Just thought it was quite good food for thought - chasing the golden 700 - 800 might not be the magic bullet for some.

" chasing the golden 700 - 800 might not be the magic bullet for some"

This may be true for younger guys. But it seems like older guys need higher levels.

I’m wondering if a main problem for me really is low noepinepherine. Two of the markers for its urinary metabolites 3methyl-4-OHphenylglycol and vanillyl mandelic acid are both low on my nutreval and only just in range in comparison to the serotonin and dopamine ones which seem at good levels.

Low mood, no libido, low energy, difficulty concentrating, low body temperature in the prescence of goodl thyroid / adrenals, temperature that drops following exercise, mild hypotension on rising from a chair quickly, and sinus congestion could quite neatly fit under low NE symptoms could they not?

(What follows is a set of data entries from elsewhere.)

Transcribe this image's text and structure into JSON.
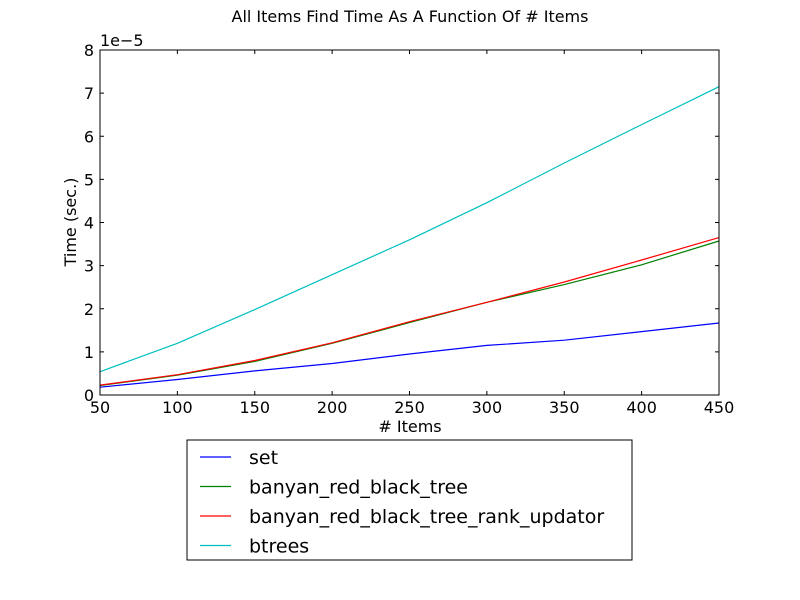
{
  "chart_data": {
    "type": "line",
    "title": "All Items Find Time As A Function Of # Items",
    "xlabel": "# Items",
    "ylabel": "Time (sec.)",
    "y_offset_label": "1e−5",
    "xlim": [
      50,
      450
    ],
    "ylim": [
      0,
      8
    ],
    "x_ticks": [
      50,
      100,
      150,
      200,
      250,
      300,
      350,
      400,
      450
    ],
    "y_ticks": [
      0,
      1,
      2,
      3,
      4,
      5,
      6,
      7,
      8
    ],
    "x": [
      50,
      100,
      150,
      200,
      250,
      300,
      350,
      400,
      450
    ],
    "legend_position": "below plot",
    "grid": false,
    "series": [
      {
        "name": "set",
        "color": "#0000ff",
        "values": [
          0.18,
          0.36,
          0.56,
          0.73,
          0.95,
          1.15,
          1.27,
          1.47,
          1.67
        ]
      },
      {
        "name": "banyan_red_black_tree",
        "color": "#008000",
        "values": [
          0.22,
          0.46,
          0.78,
          1.2,
          1.68,
          2.15,
          2.56,
          3.02,
          3.57
        ]
      },
      {
        "name": "banyan_red_black_tree_rank_updator",
        "color": "#ff0000",
        "values": [
          0.23,
          0.47,
          0.8,
          1.21,
          1.7,
          2.15,
          2.62,
          3.13,
          3.65
        ]
      },
      {
        "name": "btrees",
        "color": "#00bfbf",
        "values": [
          0.54,
          1.2,
          1.98,
          2.79,
          3.6,
          4.46,
          5.38,
          6.27,
          7.15
        ]
      }
    ]
  }
}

And just further to that I’m additionally thinking low NE over low dopamine due to the fact my prolactin is always in range and low - middle.

Update:

Got my T level results back over the phone from the clinic. Pretty confusing. Testosterone is only at 16 (464) after 3.5 weeks at injecting 50mg x 2 per week. Estrogen has risen but still in range 94 (28 - 156)

My LH and FSH have dropped but are still detectable and my nuts have shrunk further so I think it is genuine T.

Obviously I don’t feel any different so I’m wondering whats happening.

a) underdosed? should I increase to 75mg x 2

b) body chewing through Testosterone and using it up quickly?

c)???

The other part of me is thinking that I should just get off it and run a PCT as we think its unlikely T is the cause of my problems with a baseline of 417.